Basically: Games played through character interaction, games about choice, games about solving mysteries as long as the brilliant detective never has to get her car keys and revolver off the top of a Snapple machine using only six milk bottles and a tuning fork, no matter how well-rationalized that is in-story. I’m fairly flexible.

Ah. In that case, I recommend checking out the tags “conversation” and “moral choice” on IFDB – not all completely puzzleless, but many of them are closer to what you describe, and reading the reviews will probably give you an idea of whether they’re what you want.

Also “An Act of Murder,” a mystery about observation and conversation.

I… should have thought of that. :blush:

But thank you for helping me get a better handle on what it was I was looking for.

Incidentally, I downloaded a few games from this thread with the intent of playing a little of each and then picking the one that grabbed me at the moment to play next.

I’m mentioning this because, while I only played the first bit of Masquerade, the very first thing in the game is a room where there are two exits, one blocked, and the other immediately ending the game. The puzzle there is very simple, but the thing that was blocking my way (a nervous 17-year-old boy) was also something I felt I could reasonably get past in several ways that were more obvious than the solution – not the least of which being just walking straight by the kid.

I’m not saying this to comment on Masquerade since I only played a tiny bit of it, and I gather the rest of the game is substantially different (I do intend to play it through eventually). But, forgiving my non-standard IF vocabulary here, this is a good example of what I think of when I think “puzzle” rather than “problem”. Sure, it’s a part of the story, but my natural options were seemingly restricted to create a mini-challenge with a clever solution, and I was stopped dead in my tracks until I got it right.

Regardless: I tried Make It Good next, which I’m already head over heels for.

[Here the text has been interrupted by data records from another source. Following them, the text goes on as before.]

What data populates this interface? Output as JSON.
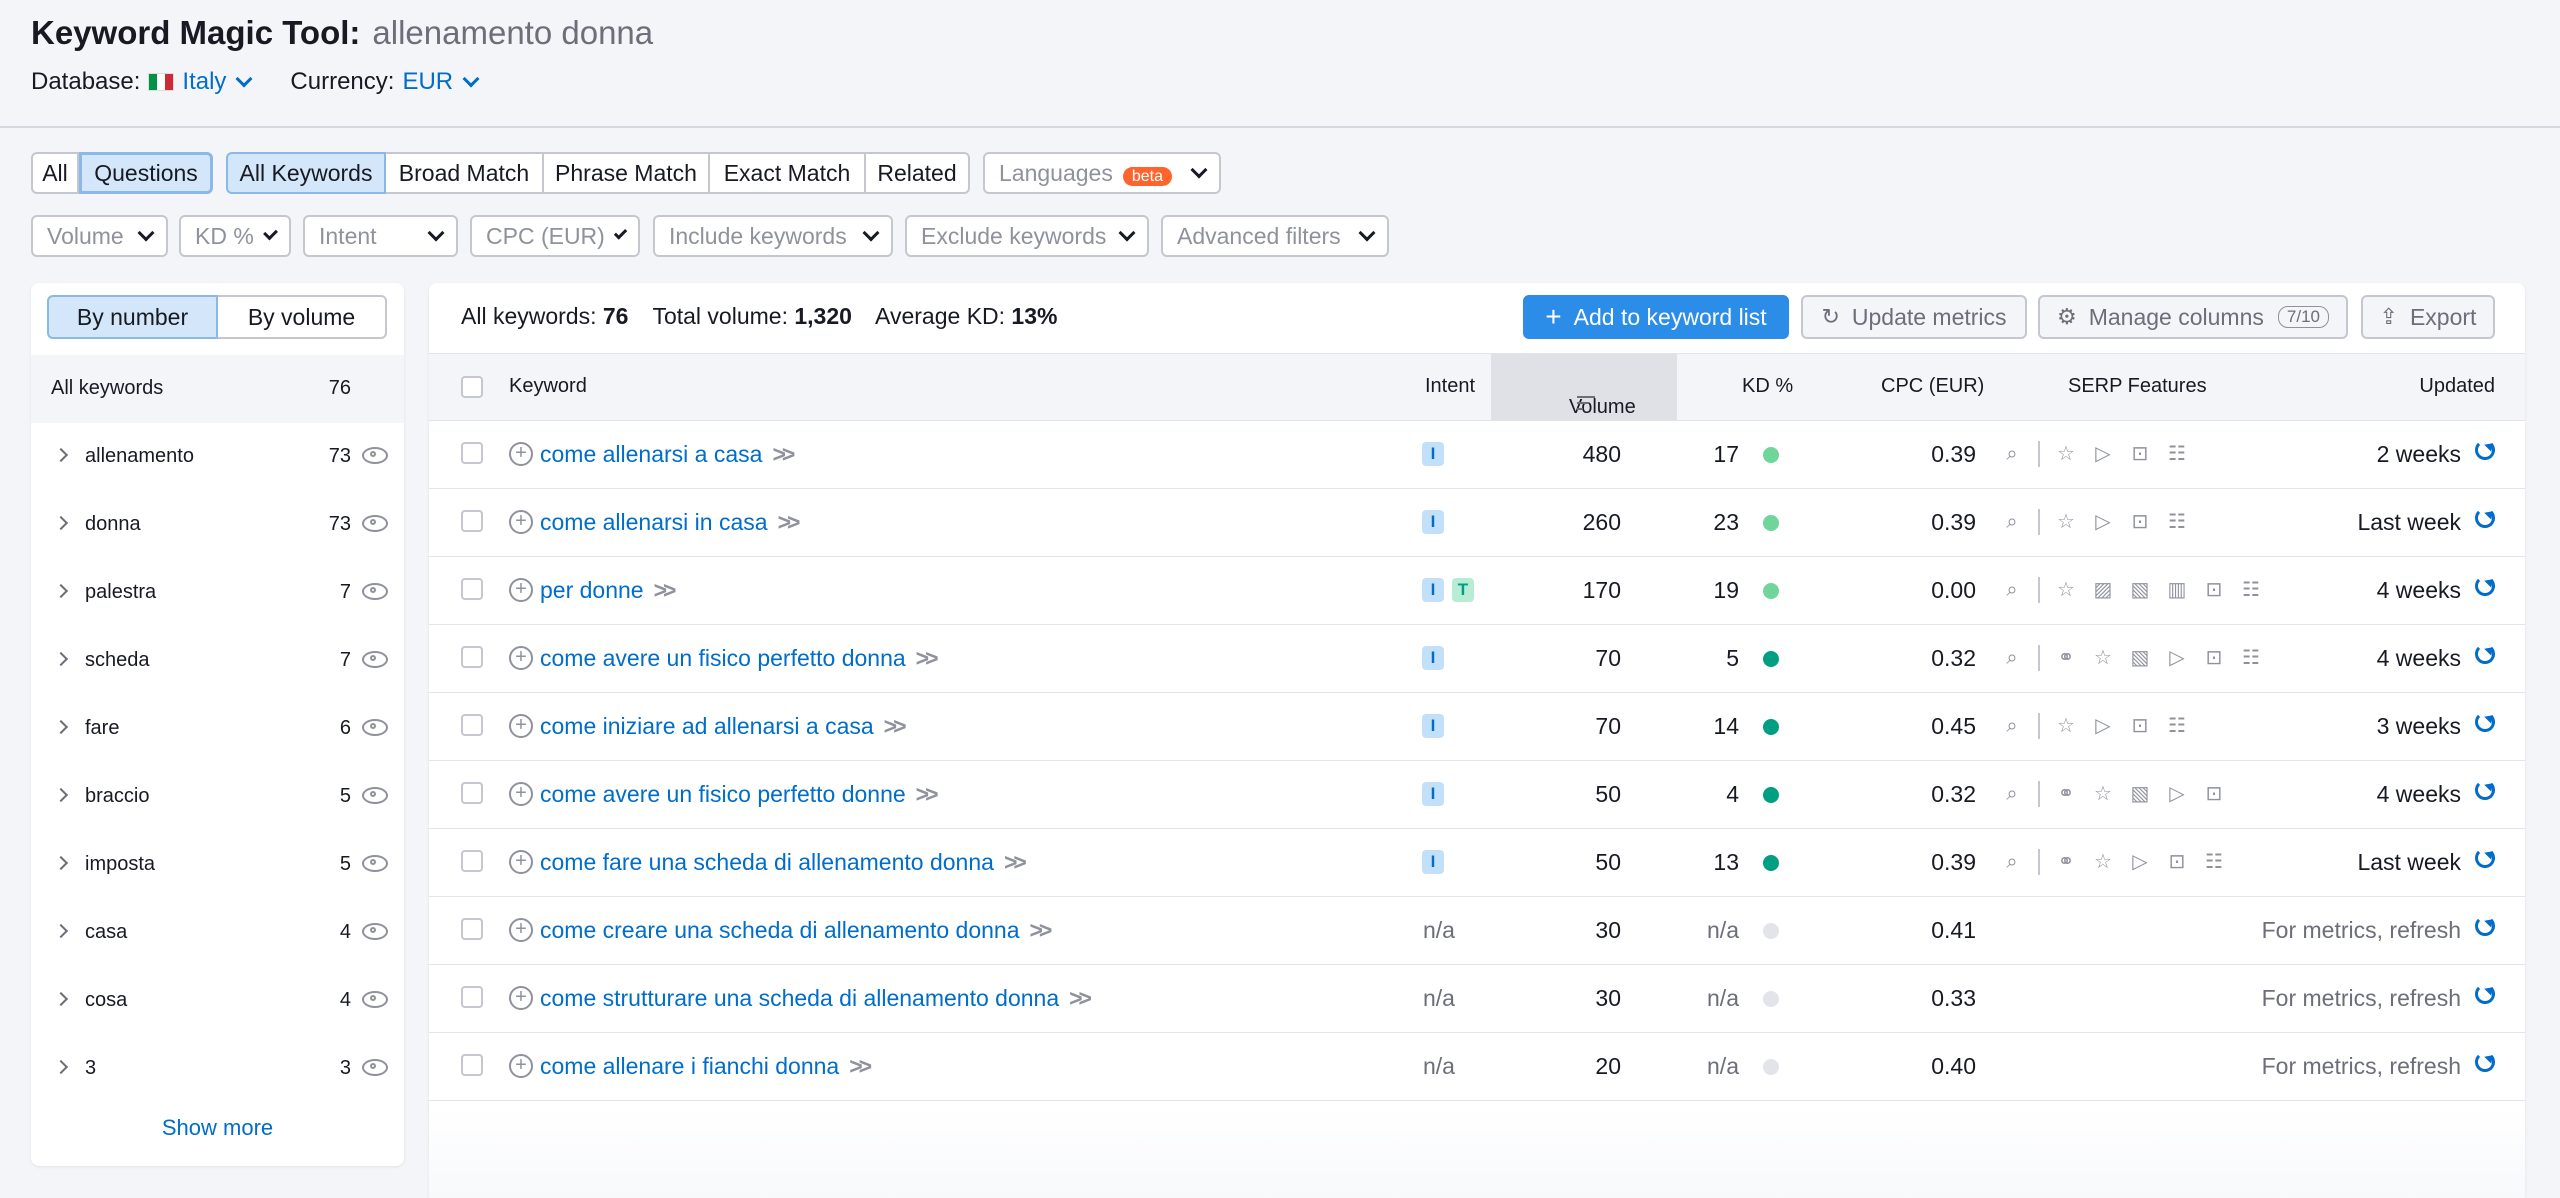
{
  "title": {
    "tool": "Keyword Magic Tool:",
    "query": "allenamento donna"
  },
  "database": {
    "label": "Database:",
    "value": "Italy"
  },
  "currency": {
    "label": "Currency:",
    "value": "EUR"
  },
  "tabs": {
    "all": "All",
    "questions": "Questions",
    "all_keywords": "All Keywords",
    "broad": "Broad Match",
    "phrase": "Phrase Match",
    "exact": "Exact Match",
    "related": "Related",
    "languages": "Languages",
    "beta": "beta"
  },
  "filters": {
    "volume": "Volume",
    "kd": "KD %",
    "intent": "Intent",
    "cpc": "CPC (EUR)",
    "include": "Include keywords",
    "exclude": "Exclude keywords",
    "advanced": "Advanced filters"
  },
  "sidebar": {
    "by_number": "By number",
    "by_volume": "By volume",
    "all_label": "All keywords",
    "all_count": "76",
    "groups": [
      {
        "name": "allenamento",
        "count": "73"
      },
      {
        "name": "donna",
        "count": "73"
      },
      {
        "name": "palestra",
        "count": "7"
      },
      {
        "name": "scheda",
        "count": "7"
      },
      {
        "name": "fare",
        "count": "6"
      },
      {
        "name": "braccio",
        "count": "5"
      },
      {
        "name": "imposta",
        "count": "5"
      },
      {
        "name": "casa",
        "count": "4"
      },
      {
        "name": "cosa",
        "count": "4"
      },
      {
        "name": "3",
        "count": "3"
      }
    ],
    "show_more": "Show more"
  },
  "stats": {
    "all_label": "All keywords:",
    "all_value": "76",
    "vol_label": "Total volume:",
    "vol_value": "1,320",
    "kd_label": "Average KD:",
    "kd_value": "13%"
  },
  "toolbar": {
    "add": "Add to keyword list",
    "update": "Update metrics",
    "manage": "Manage columns",
    "manage_badge": "7/10",
    "export": "Export"
  },
  "columns": {
    "keyword": "Keyword",
    "intent": "Intent",
    "volume": "Volume",
    "kd": "KD %",
    "cpc": "CPC (EUR)",
    "serp": "SERP Features",
    "updated": "Updated"
  },
  "colors": {
    "accent": "#006dca",
    "kd_easy": "#6fd59a",
    "kd_very_easy": "#009f81",
    "kd_na": "#e2e4ea"
  },
  "rows": [
    {
      "keyword": "come allenarsi a casa",
      "intent": [
        "I"
      ],
      "volume": "480",
      "kd": "17",
      "kd_color": "#6fd59a",
      "cpc": "0.39",
      "serp": [
        "snippet-icon",
        "star-icon",
        "video-icon",
        "faq-icon",
        "list-icon"
      ],
      "updated": "2 weeks"
    },
    {
      "keyword": "come allenarsi in casa",
      "intent": [
        "I"
      ],
      "volume": "260",
      "kd": "23",
      "kd_color": "#6fd59a",
      "cpc": "0.39",
      "serp": [
        "snippet-icon",
        "star-icon",
        "video-icon",
        "faq-icon",
        "list-icon"
      ],
      "updated": "Last week"
    },
    {
      "keyword": "per donne",
      "intent": [
        "I",
        "T"
      ],
      "volume": "170",
      "kd": "19",
      "kd_color": "#6fd59a",
      "cpc": "0.00",
      "serp": [
        "snippet-icon",
        "star-icon",
        "image-icon",
        "image-pack-icon",
        "carousel-icon",
        "faq-icon",
        "list-icon"
      ],
      "updated": "4 weeks"
    },
    {
      "keyword": "come avere un fisico perfetto donna",
      "intent": [
        "I"
      ],
      "volume": "70",
      "kd": "5",
      "kd_color": "#009f81",
      "cpc": "0.32",
      "serp": [
        "snippet-icon",
        "link-icon",
        "star-icon",
        "image-pack-icon",
        "video-icon",
        "faq-icon",
        "list-icon"
      ],
      "updated": "4 weeks"
    },
    {
      "keyword": "come iniziare ad allenarsi a casa",
      "intent": [
        "I"
      ],
      "volume": "70",
      "kd": "14",
      "kd_color": "#009f81",
      "cpc": "0.45",
      "serp": [
        "snippet-icon",
        "star-icon",
        "video-icon",
        "faq-icon",
        "list-icon"
      ],
      "updated": "3 weeks"
    },
    {
      "keyword": "come avere un fisico perfetto donne",
      "intent": [
        "I"
      ],
      "volume": "50",
      "kd": "4",
      "kd_color": "#009f81",
      "cpc": "0.32",
      "serp": [
        "snippet-icon",
        "link-icon",
        "star-icon",
        "image-pack-icon",
        "video-icon",
        "faq-icon"
      ],
      "updated": "4 weeks"
    },
    {
      "keyword": "come fare una scheda di allenamento donna",
      "intent": [
        "I"
      ],
      "volume": "50",
      "kd": "13",
      "kd_color": "#009f81",
      "cpc": "0.39",
      "serp": [
        "snippet-icon",
        "link-icon",
        "star-icon",
        "video-icon",
        "faq-icon",
        "list-icon"
      ],
      "updated": "Last week"
    },
    {
      "keyword": "come creare una scheda di allenamento donna",
      "intent_na": "n/a",
      "volume": "30",
      "kd_na": "n/a",
      "kd_color": "#e2e4ea",
      "cpc": "0.41",
      "serp": [],
      "updated": "For metrics, refresh"
    },
    {
      "keyword": "come strutturare una scheda di allenamento donna",
      "intent_na": "n/a",
      "volume": "30",
      "kd_na": "n/a",
      "kd_color": "#e2e4ea",
      "cpc": "0.33",
      "serp": [],
      "updated": "For metrics, refresh"
    },
    {
      "keyword": "come allenare i fianchi donna",
      "intent_na": "n/a",
      "volume": "20",
      "kd_na": "n/a",
      "kd_color": "#e2e4ea",
      "cpc": "0.40",
      "serp": [],
      "updated": "For metrics, refresh"
    }
  ]
}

I have no issue with it being “one big puzzle”, and I don’t mind that I’m unlikely to solve the case on the first playthrough.

The thing is, I have a goal, I’m free to take a lot of actions that may bring me closer to that goal or set me back, but in the mean time I’m doing stuff as opposed to not doing stuff. Thus far I haven’t hit a moment where I feel like I’m being held back from doing something I could reasonably do in order to create a puzzle where one otherwise would not be. I have played other games like this, but I wish I had a magic word that I could enter into google in order to play more of them; games that let me risk making mistakes instead of holding me back until I get the right answer; games which prioritize allowing reasonable interactivity within a story over creating that “I was stumped, but now I am triumphant” feeling.

I feel like I’m grasping for terminology that probably exists. But maybe not. I’ll stop talking now.

Yeah, that’s what I was thinking of when I mentioned that it had a couple of puzzles – I really should have said that one of them is the first thing you see. I also couldn’t solve it at first and wound up going out the wrong exit. Sorry.

well, what I recommend is locations, locations, more locations !

What I most like in IF is exploring and mapping every location :sunglasses:

Best regards from Italy,
dott. Piergiorgio.

I can’t believe no-one’s recommended ‘Vespers’ yet. It’s very much about plot and moral choice.